For months now, the country has been riveted by the four criminal cases against Donald Trump: the New York state case involving hush-money payments to an adult film star, the federal case involving classified documents, the Georgia election-interference case and the federal election-interference case. But some have been postponed or had important deadlines delayed. The only case with a realistic shot of producing a verdict before the election, the New York case, involves relatively minor charges of falsifying business records that are unlikely to result in any significant prison time. None of the other three are likely to be resolved before November.
It’s only the civil courts that have rendered judgments on Mr. Trump. In the first two months of 2024, Mr. Trump was hit with more than half a billion dollars in judgments in civil cases — around $450 million in the civil fraud case brought by the New York attorney general, Letitia James, and $83.3 million in the defamation case brought by the writer E. Jean Carroll.
For Trump opponents who want to see him behind bars, even a half-billion-dollar hit to his wallet might not carry the same satisfaction. But if, as Jonathan Mahler suggested in 2020, “visions of Donald Trump in an orange jumpsuit” turn out to be “more fantasy than reality,” civil justice has already shown itself to be a valuable tool for keeping him in check — and it may ultimately prove more successful in the long run at reining him in.
The legal system is not a monolith but a collection of different, interrelated systems. Although not as heralded as the criminal cases against Mr. Trump, civil suits have proved effective in imposing some measure of accountability on him, in situations where criminal prosecution might be too delayed, divisive or damaging to the law.

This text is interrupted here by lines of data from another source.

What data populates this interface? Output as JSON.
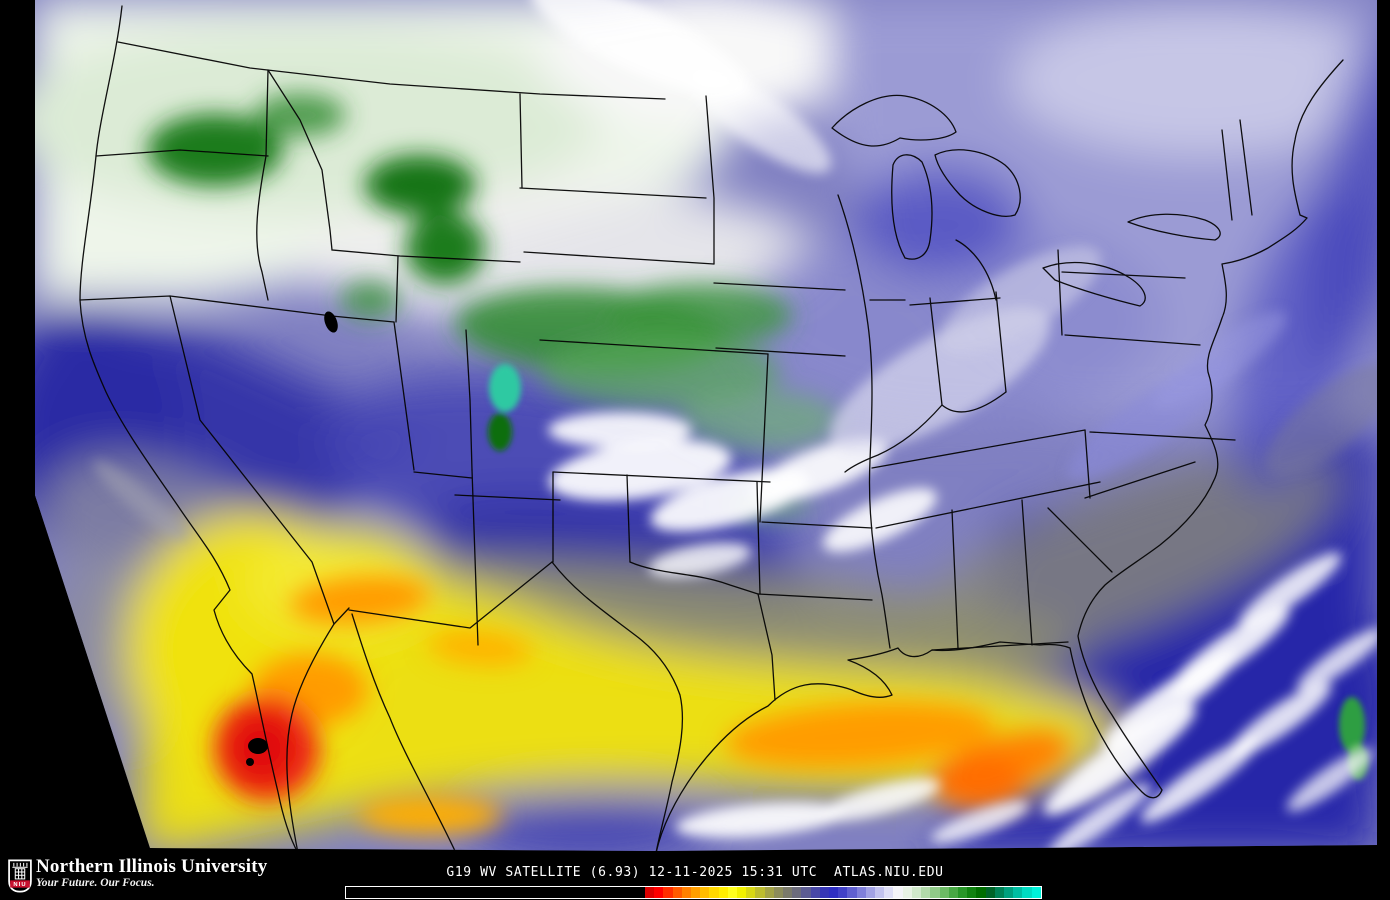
{
  "map": {
    "region_label": "conus-goes-water-vapor-scene",
    "palette": {
      "very_dry_red": "#e02612",
      "dry_orange": "#ff9c00",
      "dry_yellow": "#f0e20c",
      "olive_transition": "#8f8f6d",
      "midlevel_blue": "#3434a8",
      "humid_lavender": "#9a9ad2",
      "moist_white": "#f4f4f2",
      "very_moist_green": "#1c7c1e",
      "coldest_teal": "#2fc9a2",
      "border_line": "#050505",
      "scan_edge": "#000000"
    }
  },
  "footer": {
    "brand": {
      "shield_text": "NIU",
      "shield_red": "#c8102e",
      "name": "Northern Illinois University",
      "tagline": "Your Future. Our Focus."
    },
    "caption": "G19 WV SATELLITE (6.93) 12-11-2025 15:31 UTC  ATLAS.NIU.EDU",
    "caption_parts": {
      "product": "G19 WV SATELLITE (6.93)",
      "timestamp": "12-11-2025 15:31 UTC",
      "site": "ATLAS.NIU.EDU"
    },
    "colorbar": {
      "border_color": "#ffffff",
      "left_block_color": "#000000",
      "segments": [
        "#dc0000",
        "#ff0000",
        "#ff2e00",
        "#ff5a00",
        "#ff8000",
        "#ff9e00",
        "#ffbc00",
        "#ffd800",
        "#ffee00",
        "#ffff1e",
        "#f2f200",
        "#d8d814",
        "#bcbc2e",
        "#a2a246",
        "#8c8c5a",
        "#7a7a6a",
        "#6c6c7c",
        "#5c5c92",
        "#4848a6",
        "#3636b6",
        "#2e2ec2",
        "#4242c8",
        "#6060d0",
        "#8080da",
        "#a2a2e4",
        "#c2c2ee",
        "#dedef6",
        "#f4f4f8",
        "#e8f2e4",
        "#d0e8ca",
        "#b2daaa",
        "#90ca88",
        "#6cba64",
        "#48a844",
        "#289628",
        "#108210",
        "#006e00",
        "#006428",
        "#008256",
        "#00a07e",
        "#00bea2",
        "#00dcc2",
        "#00f2da"
      ]
    }
  }
}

To understand why the civil system has been so successful against Mr. Trump, it’s important to understand some differences between civil and criminal justice. Civil actions have a lower standard of proof than criminal ones. In the civil fraud case, Justice Arthur Engoron applied a “preponderance of the evidence” standard, which required the attorney general to prove that it was more likely than not that Mr. Trump committed fraud. (Criminal cases require a jury or judge to decide beyond a reasonable doubt that the defendant committed a crime, a far higher standard.) As a result, it is much easier for those suing Mr. Trump in civil court to obtain favorable judgments.
These judgments can help — and already are helping — curb Mr. Trump’s behavior. Since Justice Engoron’s judgment in the civil fraud case, the monitor assigned to watch over the Trump Organization, the former federal judge Barbara Jones, has already identified deficiencies in the company’s financial reporting. After the second jury verdict in Ms. Carroll’s favor, Mr. Trump did not immediately return to attacking her, as he did in the past. (He remained relatively silent about her for several weeks before lashing out again in March.)